À partir de ces quelques indices, et à la faveur d'une immersion dans le FBI pour les besoins d'un article, Jack va débusquer d'autres lièvres un brin mortifères : d'autres policiers suicidés, d'autre messages inspirés d'Edgar Poe, et aussi le recours à l'hypnose que le criminel semble bien connaître pour convaincre ses proies de se donner la mort. Un suspect ne tarde pas à émerger, un certain William Gladden, membre d'un réseau de pédophiles, personnage glaçant, enfermé dans sa psychose d'enfant violé et qui n'aura de cesse de tourmenter ceux qu'il croise sur son chemin.
Mais Gladden est-il vraiment le Poète ? Pourquoi chaque suicide de policier se trouve lié en même temps à des meurtres sadiques ? Comme les trains, un tueur peut en cacher un autre... Et qui manipule qui dans cette histoire ?
Si Le Poète est si réussi, c'est parce qu'il plonge tout à la fois et avec réalisme dans le quotidien d'un journaliste et dans celui du FBI. Pas d'effets de manche dans ce polar. Jack enquête pour sauver la mémoire de son frère et pour se sauver lui-même d'un métier qui le ronge. Tout cela est très humain, et loin, très loin de ces polars insipides où on accumule des meurtres pour faire plus de chapitres. Et puis, dans Le Poète, il y a le quotidien du FBI, toute une équipe composée d'individus qui ne sont peut-être pas non plus des oies blanches... Qui sait, le Poète ne se cache-t-il pas parmi eux ?
Pour ce premier roman de la série "Jack McEvoy" alors qu'il a déjà écrit quatre "Harry Bosch", Michaël Connelly avec ces cinq cents pages force l'admiration. Un style fluide, sans esbroufe, bien condensé comme une série de chroniques judiciaires. Bref, du grand art.

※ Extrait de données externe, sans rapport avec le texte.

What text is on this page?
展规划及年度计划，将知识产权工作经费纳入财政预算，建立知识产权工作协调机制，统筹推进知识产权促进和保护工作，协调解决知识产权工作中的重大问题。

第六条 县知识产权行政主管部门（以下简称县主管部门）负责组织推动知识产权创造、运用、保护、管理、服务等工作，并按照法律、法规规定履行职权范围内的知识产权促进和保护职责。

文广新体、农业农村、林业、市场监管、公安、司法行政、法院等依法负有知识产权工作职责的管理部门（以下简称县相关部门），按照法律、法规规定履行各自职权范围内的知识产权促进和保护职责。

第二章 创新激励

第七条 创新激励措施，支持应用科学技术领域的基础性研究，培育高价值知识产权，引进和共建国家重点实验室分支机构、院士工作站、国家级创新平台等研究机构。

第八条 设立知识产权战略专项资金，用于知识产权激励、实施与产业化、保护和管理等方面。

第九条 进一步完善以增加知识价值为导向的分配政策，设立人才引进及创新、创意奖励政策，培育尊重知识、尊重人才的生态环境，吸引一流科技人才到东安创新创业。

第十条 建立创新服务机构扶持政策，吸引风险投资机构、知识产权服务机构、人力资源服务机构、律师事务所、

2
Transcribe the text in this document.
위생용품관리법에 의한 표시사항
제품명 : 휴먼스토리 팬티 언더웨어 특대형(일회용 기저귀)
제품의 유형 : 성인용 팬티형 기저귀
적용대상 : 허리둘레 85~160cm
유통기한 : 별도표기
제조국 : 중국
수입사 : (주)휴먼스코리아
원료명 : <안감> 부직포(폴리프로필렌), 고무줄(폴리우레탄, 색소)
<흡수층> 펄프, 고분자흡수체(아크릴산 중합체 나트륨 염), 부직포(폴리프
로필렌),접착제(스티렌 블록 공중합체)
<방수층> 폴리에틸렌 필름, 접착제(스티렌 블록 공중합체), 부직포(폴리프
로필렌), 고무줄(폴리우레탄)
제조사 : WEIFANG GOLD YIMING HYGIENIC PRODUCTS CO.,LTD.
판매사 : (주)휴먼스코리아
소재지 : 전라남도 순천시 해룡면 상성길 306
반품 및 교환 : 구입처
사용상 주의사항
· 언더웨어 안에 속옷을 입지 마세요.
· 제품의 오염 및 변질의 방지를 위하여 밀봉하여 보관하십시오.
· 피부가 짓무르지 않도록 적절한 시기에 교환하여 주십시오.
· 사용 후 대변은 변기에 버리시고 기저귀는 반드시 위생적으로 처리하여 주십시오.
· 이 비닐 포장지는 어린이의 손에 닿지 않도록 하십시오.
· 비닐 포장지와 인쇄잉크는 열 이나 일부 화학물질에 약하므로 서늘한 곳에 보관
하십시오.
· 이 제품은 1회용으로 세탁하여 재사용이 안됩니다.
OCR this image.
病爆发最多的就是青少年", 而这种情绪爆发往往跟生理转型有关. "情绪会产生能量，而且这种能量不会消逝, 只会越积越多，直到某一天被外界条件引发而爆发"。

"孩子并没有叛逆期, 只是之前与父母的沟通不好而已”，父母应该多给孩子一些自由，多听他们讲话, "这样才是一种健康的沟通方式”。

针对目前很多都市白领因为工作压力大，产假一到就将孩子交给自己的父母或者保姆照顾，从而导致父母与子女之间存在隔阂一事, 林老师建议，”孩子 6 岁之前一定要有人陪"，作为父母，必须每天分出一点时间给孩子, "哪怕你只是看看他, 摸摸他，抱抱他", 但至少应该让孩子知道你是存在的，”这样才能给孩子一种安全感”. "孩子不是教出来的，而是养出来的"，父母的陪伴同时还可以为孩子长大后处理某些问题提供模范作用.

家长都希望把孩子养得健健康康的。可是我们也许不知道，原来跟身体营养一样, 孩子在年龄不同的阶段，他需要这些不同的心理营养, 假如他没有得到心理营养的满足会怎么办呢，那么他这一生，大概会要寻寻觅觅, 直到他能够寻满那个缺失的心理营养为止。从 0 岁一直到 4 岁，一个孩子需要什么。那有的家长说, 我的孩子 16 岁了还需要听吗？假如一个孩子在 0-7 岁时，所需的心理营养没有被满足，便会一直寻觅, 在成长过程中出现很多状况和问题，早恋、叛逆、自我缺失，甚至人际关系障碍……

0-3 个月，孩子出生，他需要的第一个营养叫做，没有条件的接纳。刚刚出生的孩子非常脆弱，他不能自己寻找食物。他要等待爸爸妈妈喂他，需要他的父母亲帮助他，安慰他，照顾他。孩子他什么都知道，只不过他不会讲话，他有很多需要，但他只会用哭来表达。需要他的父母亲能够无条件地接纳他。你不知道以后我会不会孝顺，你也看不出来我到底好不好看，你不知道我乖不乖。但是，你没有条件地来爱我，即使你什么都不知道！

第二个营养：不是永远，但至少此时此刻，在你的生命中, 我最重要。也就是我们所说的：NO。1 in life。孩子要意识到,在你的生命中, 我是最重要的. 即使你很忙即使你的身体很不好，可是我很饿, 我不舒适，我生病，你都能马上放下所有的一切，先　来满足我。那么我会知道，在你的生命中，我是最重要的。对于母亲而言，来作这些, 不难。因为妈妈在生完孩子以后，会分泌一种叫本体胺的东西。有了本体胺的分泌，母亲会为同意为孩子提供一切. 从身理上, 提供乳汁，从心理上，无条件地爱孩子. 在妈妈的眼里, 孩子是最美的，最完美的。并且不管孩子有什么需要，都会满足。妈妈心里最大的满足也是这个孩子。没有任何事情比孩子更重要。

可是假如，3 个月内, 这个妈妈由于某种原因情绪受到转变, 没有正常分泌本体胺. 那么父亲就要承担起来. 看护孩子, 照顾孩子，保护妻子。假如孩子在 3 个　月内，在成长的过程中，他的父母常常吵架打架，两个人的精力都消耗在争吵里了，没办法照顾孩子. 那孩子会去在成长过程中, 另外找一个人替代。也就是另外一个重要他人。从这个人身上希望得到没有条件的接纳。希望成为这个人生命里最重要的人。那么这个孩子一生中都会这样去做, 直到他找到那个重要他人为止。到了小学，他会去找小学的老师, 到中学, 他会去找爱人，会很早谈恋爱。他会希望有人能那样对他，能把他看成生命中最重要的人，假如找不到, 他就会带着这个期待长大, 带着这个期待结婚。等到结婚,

Et en prime, une belle réflexion sur le métier de journaliste et les chausses-trappes de la vérité à tout prix.
À noter que cette réédition est le premier volume de l'intégrale de l'œuvre du maître parue chez Calmann-Lévy.
On en parle : 813 n°108
Citation
La mort, c'est mon truc. C'est grâce à elle que je gagne ma vie.